“What are you doing?” my mother hisses under her breath, huffing and puffing, trying to keep up with my confident stride as I step inside the Dior flagship store on Rodeo Drive. She is probably thinking I can’t even afford a pair of knickers in there.
“There is something I would like to try on.”
Two adorable and immaculately behaved Chinese children are sitting around a gorgeous composition of hydrangea, while their parents, the lone customers, are evaluating and comparing purses. The store is hushed and filled with oversized bunches of hydrangea that give it a dreamy Alice in Wonderland appearance.
Every single store on Rodeo Drive does not live on the expectation of selling clothes to actual customers. They are more like showrooms, occasionally closed to the public for the odd celebrity, and fashion stylists’ paradise when choosing outfits for photo shoots. It used to be hijab covered Arab women who would drop their cash on the occasional handbag – now it’s the Chinese. I walk around checking out Raf Simons’ wondrous collection: the photos on-line do not do justice to the wool and the cashmere nor to the sinuous way the clothes move even on the hangers.
It’s not long before the manager approaches me, asking whether she can help, trying to decide if I am a potential customer, and she is probably mildly surprised when I describe in detail the dress I am looking for. She sizes me up and down professionally: “Let me look for it in the back. You are a 38.” I would like to reply that no, I am actually a 40 but it’s a good thing I shut up – she means a French 38.
Abbey, that’s her name, comes back with the dress and a suitable pair of high heel pumps – discreetly letting me know my orange flats will not do – and ushers me in a changing room the size of my kitchen. I am left alone with THE dress – and my mother, now speechless in front of my gumption. As if reading her mind, I volunteer: “It’s not as if they have anything to do. They might as well help me.”
I slide the dress on: a soft dark gray wool lined with silk, the stitching – in front and back – a bold periwinkle. I wobbly climb on the heels (Abbey got the shoe size a touch wrong, too big) and I look at the woman staring back at me. The dress hugs me but not so tight to make me look tarty. My shoulders, one of my best features, are front and center. The softness of the fabric on my chest, once I hide a push up bra in there, would even make me look busty.
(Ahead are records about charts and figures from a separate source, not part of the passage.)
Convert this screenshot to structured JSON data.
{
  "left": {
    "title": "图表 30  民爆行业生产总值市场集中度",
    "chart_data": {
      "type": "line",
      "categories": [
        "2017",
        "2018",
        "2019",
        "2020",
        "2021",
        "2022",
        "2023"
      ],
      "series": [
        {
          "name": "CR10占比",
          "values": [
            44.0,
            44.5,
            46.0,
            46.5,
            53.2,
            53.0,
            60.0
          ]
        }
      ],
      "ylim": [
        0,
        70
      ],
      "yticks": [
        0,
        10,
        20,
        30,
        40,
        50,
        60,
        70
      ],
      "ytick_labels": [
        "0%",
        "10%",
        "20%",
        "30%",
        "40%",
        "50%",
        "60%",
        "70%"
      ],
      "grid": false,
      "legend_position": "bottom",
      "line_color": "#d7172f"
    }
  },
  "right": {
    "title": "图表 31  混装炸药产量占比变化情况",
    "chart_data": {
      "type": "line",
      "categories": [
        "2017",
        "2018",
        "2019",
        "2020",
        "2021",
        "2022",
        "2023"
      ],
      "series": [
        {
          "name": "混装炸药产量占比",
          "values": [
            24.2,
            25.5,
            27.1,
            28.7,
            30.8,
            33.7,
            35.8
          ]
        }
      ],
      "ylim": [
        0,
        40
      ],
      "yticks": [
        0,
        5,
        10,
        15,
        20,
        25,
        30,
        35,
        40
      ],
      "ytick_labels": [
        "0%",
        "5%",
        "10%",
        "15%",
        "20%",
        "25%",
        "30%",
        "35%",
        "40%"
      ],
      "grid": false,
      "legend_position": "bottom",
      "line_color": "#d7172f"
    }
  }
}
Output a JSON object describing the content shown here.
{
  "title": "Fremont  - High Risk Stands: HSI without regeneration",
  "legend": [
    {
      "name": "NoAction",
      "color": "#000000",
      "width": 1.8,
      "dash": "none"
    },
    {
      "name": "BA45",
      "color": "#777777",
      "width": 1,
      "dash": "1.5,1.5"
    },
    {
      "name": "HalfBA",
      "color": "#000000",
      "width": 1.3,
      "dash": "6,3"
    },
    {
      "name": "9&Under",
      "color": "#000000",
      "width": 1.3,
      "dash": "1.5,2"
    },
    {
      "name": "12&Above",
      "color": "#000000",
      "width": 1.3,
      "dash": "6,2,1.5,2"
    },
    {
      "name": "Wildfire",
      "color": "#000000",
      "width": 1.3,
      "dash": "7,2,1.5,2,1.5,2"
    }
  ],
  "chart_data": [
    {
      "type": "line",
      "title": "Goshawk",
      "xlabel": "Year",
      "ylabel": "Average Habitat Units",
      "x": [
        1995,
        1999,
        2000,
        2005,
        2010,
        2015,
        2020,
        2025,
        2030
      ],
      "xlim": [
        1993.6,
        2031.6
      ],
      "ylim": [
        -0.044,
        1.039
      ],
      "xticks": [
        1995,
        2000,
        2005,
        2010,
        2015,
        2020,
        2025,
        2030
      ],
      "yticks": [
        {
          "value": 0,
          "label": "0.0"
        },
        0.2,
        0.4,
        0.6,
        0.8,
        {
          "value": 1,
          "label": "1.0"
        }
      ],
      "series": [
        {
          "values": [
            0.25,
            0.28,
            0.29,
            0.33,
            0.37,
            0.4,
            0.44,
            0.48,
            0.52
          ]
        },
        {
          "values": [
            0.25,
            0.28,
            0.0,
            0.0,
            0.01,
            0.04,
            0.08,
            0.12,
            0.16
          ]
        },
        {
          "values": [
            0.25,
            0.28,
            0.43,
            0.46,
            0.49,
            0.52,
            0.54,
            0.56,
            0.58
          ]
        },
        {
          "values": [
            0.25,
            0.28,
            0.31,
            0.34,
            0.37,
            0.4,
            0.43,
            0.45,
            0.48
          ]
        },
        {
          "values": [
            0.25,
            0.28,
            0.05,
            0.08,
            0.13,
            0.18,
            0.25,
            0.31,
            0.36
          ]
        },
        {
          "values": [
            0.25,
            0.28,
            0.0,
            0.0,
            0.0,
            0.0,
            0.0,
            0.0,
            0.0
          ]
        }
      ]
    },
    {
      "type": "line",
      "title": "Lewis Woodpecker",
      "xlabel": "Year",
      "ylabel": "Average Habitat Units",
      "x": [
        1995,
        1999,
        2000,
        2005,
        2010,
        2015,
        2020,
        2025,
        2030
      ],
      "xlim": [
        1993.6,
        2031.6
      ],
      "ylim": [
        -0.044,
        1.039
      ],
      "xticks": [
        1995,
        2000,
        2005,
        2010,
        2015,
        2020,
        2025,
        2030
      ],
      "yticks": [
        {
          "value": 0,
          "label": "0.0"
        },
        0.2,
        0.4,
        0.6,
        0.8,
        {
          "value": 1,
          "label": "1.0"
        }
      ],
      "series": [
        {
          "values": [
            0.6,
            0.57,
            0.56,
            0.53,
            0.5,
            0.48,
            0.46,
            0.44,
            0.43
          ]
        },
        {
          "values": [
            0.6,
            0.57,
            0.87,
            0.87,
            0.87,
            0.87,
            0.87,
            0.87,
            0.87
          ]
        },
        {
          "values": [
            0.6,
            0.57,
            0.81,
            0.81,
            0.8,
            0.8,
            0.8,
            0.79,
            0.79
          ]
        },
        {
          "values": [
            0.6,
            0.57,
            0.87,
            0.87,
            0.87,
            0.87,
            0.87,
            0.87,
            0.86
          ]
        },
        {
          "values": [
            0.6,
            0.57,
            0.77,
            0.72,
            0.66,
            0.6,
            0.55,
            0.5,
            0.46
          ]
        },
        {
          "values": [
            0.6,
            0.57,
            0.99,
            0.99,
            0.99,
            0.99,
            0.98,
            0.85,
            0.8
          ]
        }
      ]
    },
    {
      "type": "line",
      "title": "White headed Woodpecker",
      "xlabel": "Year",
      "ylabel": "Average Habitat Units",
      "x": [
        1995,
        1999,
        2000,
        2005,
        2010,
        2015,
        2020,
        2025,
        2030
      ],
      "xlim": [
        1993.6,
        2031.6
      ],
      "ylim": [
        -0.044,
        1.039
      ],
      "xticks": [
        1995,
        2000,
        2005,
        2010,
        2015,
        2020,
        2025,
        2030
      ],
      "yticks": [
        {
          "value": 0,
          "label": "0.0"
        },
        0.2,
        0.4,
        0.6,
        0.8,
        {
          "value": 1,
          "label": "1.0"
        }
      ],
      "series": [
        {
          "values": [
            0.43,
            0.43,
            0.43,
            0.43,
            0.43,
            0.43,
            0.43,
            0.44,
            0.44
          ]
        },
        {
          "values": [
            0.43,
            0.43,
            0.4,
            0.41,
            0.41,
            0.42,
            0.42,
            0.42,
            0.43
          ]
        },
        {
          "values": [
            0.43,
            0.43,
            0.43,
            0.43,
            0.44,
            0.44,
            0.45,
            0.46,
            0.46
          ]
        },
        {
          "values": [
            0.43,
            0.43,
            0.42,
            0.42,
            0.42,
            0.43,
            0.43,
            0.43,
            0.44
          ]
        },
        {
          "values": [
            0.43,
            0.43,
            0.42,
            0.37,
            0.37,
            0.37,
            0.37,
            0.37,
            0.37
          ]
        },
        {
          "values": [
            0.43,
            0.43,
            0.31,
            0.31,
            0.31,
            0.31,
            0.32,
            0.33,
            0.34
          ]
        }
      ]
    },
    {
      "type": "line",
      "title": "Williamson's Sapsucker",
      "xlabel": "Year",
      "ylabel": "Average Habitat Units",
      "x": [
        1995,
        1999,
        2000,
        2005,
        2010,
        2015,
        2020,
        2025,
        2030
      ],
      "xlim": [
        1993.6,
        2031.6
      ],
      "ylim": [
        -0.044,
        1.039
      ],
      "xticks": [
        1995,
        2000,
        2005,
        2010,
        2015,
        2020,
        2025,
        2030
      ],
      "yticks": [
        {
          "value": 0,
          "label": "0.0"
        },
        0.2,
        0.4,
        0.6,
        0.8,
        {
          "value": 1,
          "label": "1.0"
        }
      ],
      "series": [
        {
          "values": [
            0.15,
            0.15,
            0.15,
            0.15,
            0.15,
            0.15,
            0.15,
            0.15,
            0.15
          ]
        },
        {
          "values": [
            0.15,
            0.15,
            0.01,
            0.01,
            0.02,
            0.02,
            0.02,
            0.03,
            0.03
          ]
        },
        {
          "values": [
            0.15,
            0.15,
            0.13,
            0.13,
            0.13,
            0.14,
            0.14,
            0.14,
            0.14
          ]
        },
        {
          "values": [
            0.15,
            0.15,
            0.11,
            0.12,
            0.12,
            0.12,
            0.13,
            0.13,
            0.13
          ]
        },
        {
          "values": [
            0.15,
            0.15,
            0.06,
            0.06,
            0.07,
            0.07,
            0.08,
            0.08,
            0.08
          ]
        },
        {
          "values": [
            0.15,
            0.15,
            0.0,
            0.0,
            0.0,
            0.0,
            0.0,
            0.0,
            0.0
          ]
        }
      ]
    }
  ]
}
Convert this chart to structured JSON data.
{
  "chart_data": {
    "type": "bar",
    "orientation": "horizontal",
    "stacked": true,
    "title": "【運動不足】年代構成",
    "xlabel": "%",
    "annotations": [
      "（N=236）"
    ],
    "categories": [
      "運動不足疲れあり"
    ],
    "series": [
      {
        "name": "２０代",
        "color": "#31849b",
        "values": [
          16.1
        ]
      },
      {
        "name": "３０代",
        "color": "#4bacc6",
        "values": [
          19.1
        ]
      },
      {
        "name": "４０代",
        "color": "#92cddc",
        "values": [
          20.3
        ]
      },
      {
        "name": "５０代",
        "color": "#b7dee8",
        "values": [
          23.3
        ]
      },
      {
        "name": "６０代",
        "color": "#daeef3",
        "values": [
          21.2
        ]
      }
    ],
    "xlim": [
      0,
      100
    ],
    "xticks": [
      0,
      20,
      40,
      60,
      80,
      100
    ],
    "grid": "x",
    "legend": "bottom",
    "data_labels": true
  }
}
I look sophisticated, poised, daring and utterly myself all rolled into one. I look exactly how I feel, which, these days, happens rarely. In one word, one that I use very sparingly, amazing. What THE dress has done, it has changed my perception of me. And I think of Raf Simons who imagines a woman and is able to visualize what I see in the mirror and turn it into reality.
Abbey lifts the curtain, trailed by the rest of the sales staff: either no one ever tries clothes on in here (likely) or they have even less to do than I thought.
“It looks made for you.” I am aware she is trying to close the sale but she is actually correct.
“How much will this thing set me back?” I ask. One of the sales assistant giggles. Is it because it’s bad manners to ask for a price? Nobody seems to know how much things cost in this slice of the unreal world. I am the one who finds the dangling label, tucked somewhere in the folds of the silk. $5,000. Inwardly, I laugh much harder than the sales assistant. If I win the lottery, I think. Funny thing is, even if I had the money, I would probably put it to a different use, one that would appease my conscience more than a couture dress could. Or, who knows, once in a while, I would spend it on a dress I am in love with. After all, I have argued for the existence of couture time and again.
“Is it for a special occasion?” Abbey asks.
I have the satisfaction of offering: “No, I just love it.” And I regain a modicum of respect, even if she knows now I won’t buy it.
The dress I love, for which I had hoped to see a Zara knock-off I would now never buy, makes me ponder on how to hold on to that feeling of realization that $5,000 could (apparently) buy. Even if only temporarily. Pushing myself out of my comfort zone? Pretending to be how I want to feel regardless of any bad day that comes my way? Finally accepting that I am all of that even without Raf Simons’ aid? I will try to implement the latter.
On the other side of the street, my other favorite fall dress beckons from the window of Valentino. But I decide not to mess with the staff.